伝言を受ける際には、相手の会社名、氏名、電話番号、用件、折り返しの要否を確認します。

聞き取った内容を復唱することで、誤りを減らせます。

「恐れ入ります。復唱させていただきます」と一言添えてから確認すると、相手も安心しやすいでしょう。

伝言を預かった後は、「確かに申し伝えます」と締めくくります。

「お伝えしておきます」でも失礼ではありませんが、社外の相手には「申し伝えます」がより丁寧です。

折り返しを依頼するときのフレーズ

相手に折り返しをお願いするときは、急ぎの程度と希望する連絡先をわかりやすく伝えます。

「お手すきの際にお電話いただけますでしょうか」は、幅広い場面で使える便利な表現です。

急ぎの場合でも、「至急お電話ください」とだけ伝えると強い印象になりやすいため、理由や期限を添える配慮が求められます。

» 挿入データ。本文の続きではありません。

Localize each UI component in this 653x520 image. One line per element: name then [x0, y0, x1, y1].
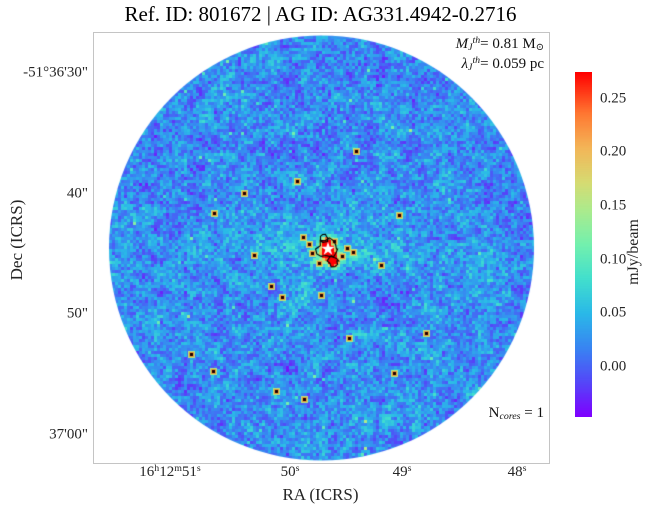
- x-axis-label: RA (ICRS): [282, 485, 359, 504]
- y-axis-label: Dec (ICRS): [7, 199, 26, 281]
- y-tick-label: 40": [66, 185, 88, 202]
- x-tick-label: 50s: [280, 463, 300, 480]
- x-tick-label: 48s: [507, 463, 527, 480]
- y-tick-label: 37'00": [49, 426, 88, 443]
- x-tick-label: 49s: [392, 463, 412, 480]
- y-tick-label: 50": [66, 305, 88, 322]
- colorbar-tick-label: 0.25: [600, 90, 627, 107]
- colorbar-tick-label: 0.15: [600, 197, 627, 214]
- plot-title: Ref. ID: 801672 | AG ID: AG331.4942-0.27…: [124, 2, 517, 26]
- colorbar-tick-label: 0.10: [600, 251, 627, 267]
- colorbar-tick-label: 0.20: [600, 143, 627, 160]
- colorbar: [575, 72, 592, 417]
- colorbar-label: mJy/beam: [625, 219, 642, 285]
- annotation-jeans: MJth= 0.81 M⊙ λJth= 0.059 pc: [456, 35, 544, 75]
- plot-area: MJth= 0.81 M⊙ λJth= 0.059 pc Ncores = 1: [93, 32, 550, 464]
- x-tick-label: 16h12m51s: [139, 463, 201, 480]
- sky-map-canvas: [94, 33, 549, 463]
- annotation-ncores: Ncores = 1: [488, 405, 544, 423]
- annotation-jeans-length: λJth= 0.059 pc: [461, 55, 544, 74]
- colorbar-tick-label: 0.05: [600, 304, 627, 321]
- colorbar-tick-label: 0.00: [600, 358, 627, 375]
- annotation-jeans-mass: MJth= 0.81 M⊙: [455, 35, 544, 54]
- y-tick-label: -51°36'30": [23, 64, 88, 81]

たとえば「本日中に確認したい事項がございますので、可能でしたら午後三時までにご連絡いただけますと幸いです」と伝えます。

折り返しを依頼する際は、相手の負担を考え、要件、希望時間、連絡先を簡潔に伝えます。

急ぎでない場合は「ご都合のよい際に」を添えると、やわらかな印象になります。

「電話に出る」の敬語のまとめ

ここまで「電話に出る」の敬語について解説してきました。

相手が電話に出る場合は、「お電話にお出になる」「お電話をお取りになる」を使うと、適切に敬意を示せます。

自分が電話に出る場合は、「お電話をお受けしました」「電話応対いたしました」など、状況に合う丁寧な表現を選びましょう。

電話で用件まで聞いた場合には「承りました」が使えますが、単に受電しただけなら「お受けしました」のほうが正確です。

社外では自社の人を必要以上に敬わないこと、二重敬語を避けること、相手に伝わりやすい簡潔な言葉を選ぶことも重要です。

不在着信への返信、電話内容の確認メール、取り次ぎや伝言など、それぞれの場面で定型句を活用すれば、スムーズで感じのよい対応につながるでしょう。